Torcieron por la segunda curva y rápidamente frenaron los caballos al toparse con la última centuria de la primera cohorte.

– ¡A pie! -le gritó Vespasiano por encima del hombro al portaestandarte, y descabalgó de un salto. Enseguida fueron divisados por los defensores situados por encima de ellos y al cabo de un instante el caballo de Vespasiano soltó un relincho cuando una flecha lo alcanzó en el flanco. El caballo se empinó, agitando las patas delanteras, antes de dar la vuelta desesperadamente y volver a bajar corriendo por la rampa. Más flechas y proyectiles de honda alcanzaron sus objetivos con un ruido sordo en torno al legado. Éste miró a su alrededor y agarró un escudo del suelo allí donde había caído junto a su propietario muerto. El portaestandarte encontró otro. Ambos se abrieron camino a empujones y se adentraron en las apiñadas filas de soldados que tenían delante.

– ¡Abrid paso! ¡Abrid paso! -gritó Vespasiano. Los legionarios se apartaron al oír su voz, algunos de ellos con miradas de perplejidad en sus rostros.

– ¿Qué carajo está haciendo aquí arriba? -se preguntó un atemorizado joven.

– ¿No pensarías que ibas a tener al enemigo para ti solito, verdad, hijo? -le gritó Vespasiano al pasar junto a él-. ¡Vamos, muchachos, un último esfuerzo y acabaremos con todos esos cabrones!
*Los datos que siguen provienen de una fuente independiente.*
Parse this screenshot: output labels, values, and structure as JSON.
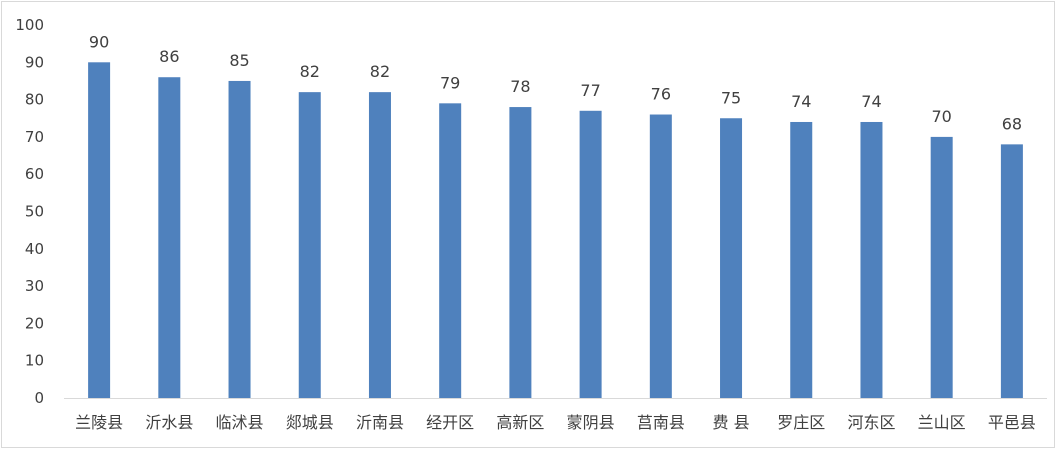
{
  "chart_data": {
    "type": "bar",
    "title": "",
    "xlabel": "",
    "ylabel": "",
    "categories": [
      "兰陵县",
      "沂水县",
      "临沭县",
      "郯城县",
      "沂南县",
      "经开区",
      "高新区",
      "蒙阴县",
      "莒南县",
      "费 县",
      "罗庄区",
      "河东区",
      "兰山区",
      "平邑县"
    ],
    "values": [
      90,
      86,
      85,
      82,
      82,
      79,
      78,
      77,
      76,
      75,
      74,
      74,
      70,
      68
    ],
    "ylim": [
      0,
      100
    ],
    "yticks": [
      0,
      10,
      20,
      30,
      40,
      50,
      60,
      70,
      80,
      90,
      100
    ],
    "bar_color": "#4f81bd",
    "data_labels": true,
    "grid": false,
    "legend": "none"
  }
}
Una irregular oleada de ovaciones recorrió las tropas a medida que Vespasiano y el portaestandarte avanzaban hacia la puerta y las flechas y proyectiles de honda chocaban contra sus escudos. Cuando llegaron al terreno plano situado ante la fortificada puerta de madera, Vespasiano trató de ocultar su desesperación ante la escena que presenciaron sus ojos. La mayor parte de los ingenieros estaban muertos, amontonados junto a sus escaleras a un lado del ariete. Éste era manejado entonces por legionarios que habían tenido que dejar sus escudos para tomar posiciones en la barra de roble rematada con una gruesa capa de hierro. Mientras observaba otro hombre cayó cuando un proyectil le alcanzó en la parte del cuello no protegida por el casco o la cota de malla. El centurión superior mandó a un sustituto, pero el legionario vaciló, mirando con preocupación los salvajes rostros que le gritaban desde lo alto de la puerta.